At this point Mr. Lawrence of council for defense made a motion, or requested the court to take the case from the jury on the ground of the non-liability of the city. The judge thereupon asked the plaintiff's attorneys to state their position which was done by Mr. Lehman. He said in brief that the claim for damage from the city was based upon the fact that the dangerous condition of the walk at the point where the accident occurred was not due to natural causes but the ice which made the walk dangerous was due wholly to artificial causes. It was the city's duty therefor to remove the conditions which made the walk dangerous in a reasonable time which it had not done.

Mr. Butterfield for the defense then entered upon a long argument from a type-written brief, citing various cases to sustain his argument. He argued that all liability upon municipalities from detective highways and sidewalks came forma statute passed in 1879. He contended that this law did not make municipalities liable for damages in cases like one at bar. The decisions of the supreme court were also all against the contention of the plaintiff. He cited various decisions of the court in substantiation of his position. He claimed that if there be any liability attaching to anyone in cases like the one at bar, it would lie against the abutting property.

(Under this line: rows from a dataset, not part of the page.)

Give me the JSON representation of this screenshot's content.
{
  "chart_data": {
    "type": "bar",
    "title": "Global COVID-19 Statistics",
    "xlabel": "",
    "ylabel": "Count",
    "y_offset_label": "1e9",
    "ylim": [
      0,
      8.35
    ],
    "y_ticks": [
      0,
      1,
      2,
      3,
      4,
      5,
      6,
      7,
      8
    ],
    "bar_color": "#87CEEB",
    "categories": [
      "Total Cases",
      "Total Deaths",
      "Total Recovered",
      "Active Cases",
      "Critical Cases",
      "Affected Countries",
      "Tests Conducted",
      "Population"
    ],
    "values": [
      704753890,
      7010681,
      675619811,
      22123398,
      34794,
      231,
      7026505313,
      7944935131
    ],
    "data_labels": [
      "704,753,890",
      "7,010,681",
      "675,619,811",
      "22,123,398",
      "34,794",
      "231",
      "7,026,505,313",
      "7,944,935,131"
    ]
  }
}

Friday night about 5 o'clock the case of Ratie E. Corey vs The City of Ann Arbor, was given to the jury. Immediately after the close of the arguments of the attorneys Judge Kinne charged the jury and sent the 12 good men and true to their room to wrestle with the question whether the city was responsible for the injury to Miss Corey. The jury was out less than half an hour, when word was sent in that a verdict had been reached. The members then filed in and took their places and the foreman announced that they had agreed on a verdict of $5,000 for the plaintiff.

The verdict was not a surprise to most of those who had followed the case closely. It was felt that if the case reached the jury, the plaintiff would receive damages. Apparently the question involved was one of law and when the court decided the case should go to the jury a verdict against the city seemed certain. 

It is understood the case will be taken to the supreme court although no motion has as vet been made by the attorneys for the city.